The thrill of chasing butterflies
Youth have their say
THERE'S something unique about the adrenalin rush you get when you think you’ve fallen to your death, but you’re somehow still going.
It is within these short seconds that you decide to either never come here again, or to never stop coming here.
Confession: I am an adrenaline junkie. Not only for the kind you get when you perform a cool stunt on your board or bike without falling, or when you jump out of an aeroplane and pray your parachute works. I am an adrenaline junkie for climbing up mountains just to race down them again, for studying for tests just to forget everything the next day, for making friends and being kind even though I know they’ll leave my life eventually.
I am an adrenaline junkie for the rise and fall of life.

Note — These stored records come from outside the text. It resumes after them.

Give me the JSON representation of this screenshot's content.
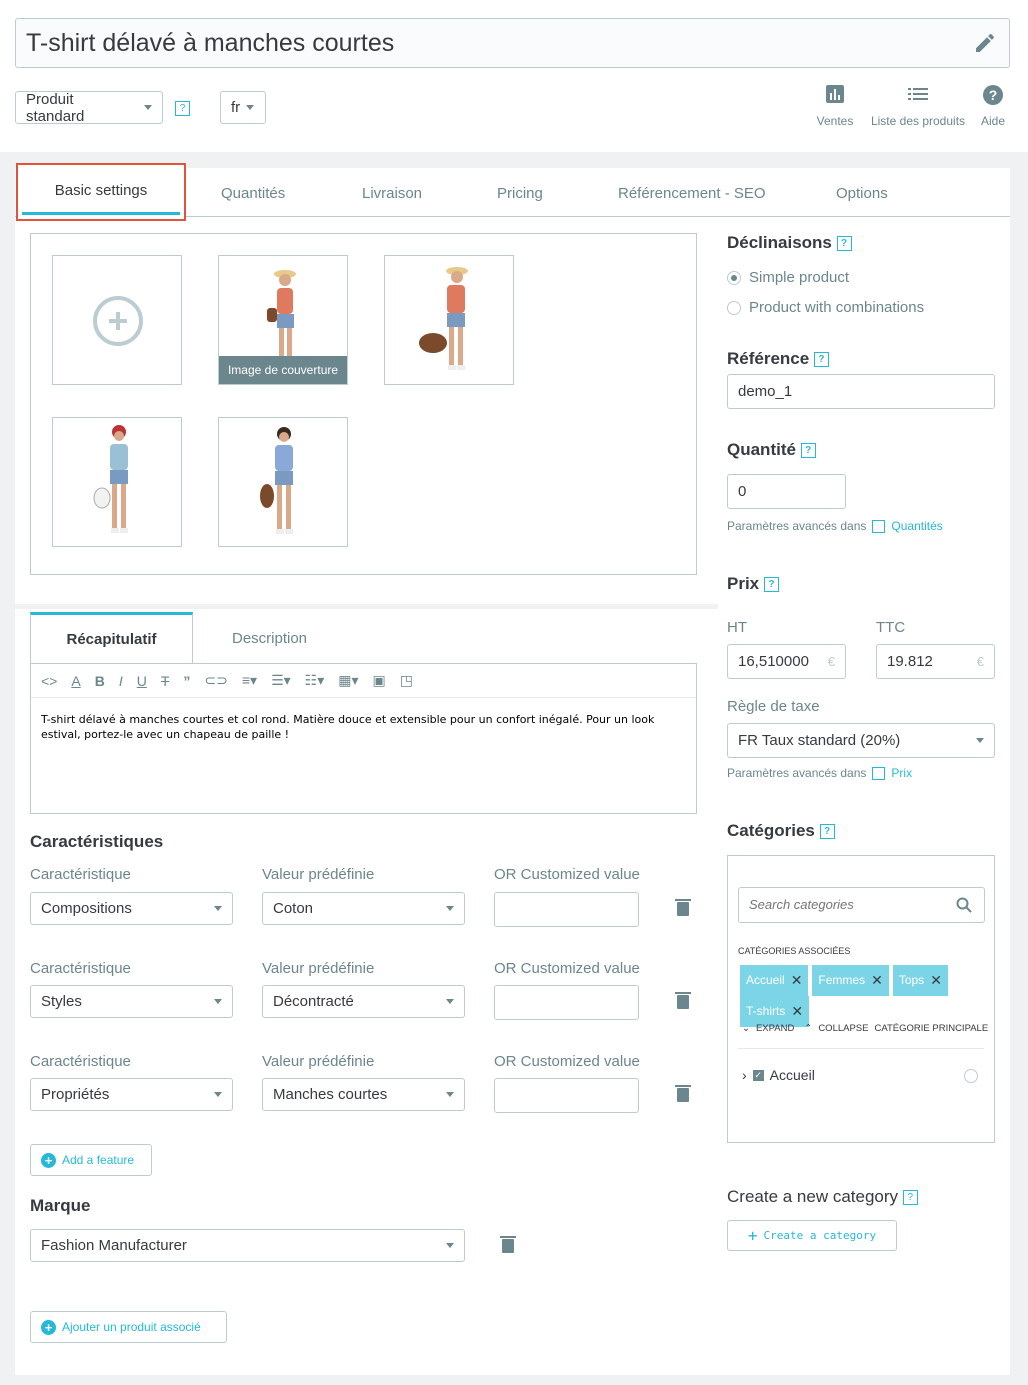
{
  "header": {
    "product_name": "T-shirt délavé à manches courtes",
    "product_type": "Produit standard",
    "language": "fr",
    "help_glyph": "?",
    "toolbar": [
      {
        "label": "Ventes",
        "icon": "bar-chart-icon"
      },
      {
        "label": "Liste des produits",
        "icon": "list-icon"
      },
      {
        "label": "Aide",
        "icon": "help-circle-icon"
      }
    ]
  },
  "tabs": [
    "Basic settings",
    "Quantités",
    "Livraison",
    "Pricing",
    "Référencement - SEO",
    "Options"
  ],
  "images": {
    "cover_label": "Image de couverture"
  },
  "editor": {
    "tabs": [
      "Récapitulatif",
      "Description"
    ],
    "content": "T-shirt délavé à manches courtes et col rond. Matière douce et extensible pour un confort inégalé. Pour un look estival, portez-le avec un chapeau de paille !"
  },
  "features": {
    "title": "Caractéristiques",
    "col_feature": "Caractéristique",
    "col_value": "Valeur prédéfinie",
    "col_custom": "OR Customized value",
    "rows": [
      {
        "feature": "Compositions",
        "value": "Coton"
      },
      {
        "feature": "Styles",
        "value": "Décontracté"
      },
      {
        "feature": "Propriétés",
        "value": "Manches courtes"
      }
    ],
    "add_label": "Add a feature"
  },
  "brand": {
    "title": "Marque",
    "value": "Fashion Manufacturer",
    "related_label": "Ajouter un produit associé"
  },
  "right": {
    "combinations_title": "Déclinaisons",
    "simple": "Simple product",
    "with_combinations": "Product with combinations",
    "reference_title": "Référence",
    "reference_value": "demo_1",
    "quantity_title": "Quantité",
    "quantity_value": "0",
    "advanced_in": "Paramètres avancés dans",
    "quantities_link": "Quantités",
    "price_title": "Prix",
    "ht_label": "HT",
    "ht_value": "16,510000",
    "ttc_label": "TTC",
    "ttc_value": "19.812",
    "currency": "€",
    "tax_label": "Règle de taxe",
    "tax_value": "FR Taux standard (20%)",
    "price_link": "Prix",
    "categories_title": "Catégories",
    "search_placeholder": "Search categories",
    "associated": "CATÉGORIES ASSOCIÉES",
    "tags": [
      "Accueil",
      "Femmes",
      "Tops",
      "T-shirts"
    ],
    "expand": "EXPAND",
    "collapse": "COLLAPSE",
    "main_category": "CATÉGORIE PRINCIPALE",
    "tree_root": "Accueil",
    "new_category_title": "Create a new category",
    "create_button": "Create a category"
  }
}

Life is a beautiful adventure with an unknown motivation to an anonymous location.
It's frustrating and painful at times, when you have to cross muddy streams or it gets cold, or sometimes just because - but that’s just part of the sport, as it is with everything.
The magic lies simply in how everything seems to turn out okay: the wounds heal, the storms pass, and the lost get back on track somehow.
We are all merely kids chasing butterflies, and sometimes our butterflies lead us down hills, or up steep cliffs, or over waterfalls.
The butterflies will go away, but the
fulfillment lies simply in the journey.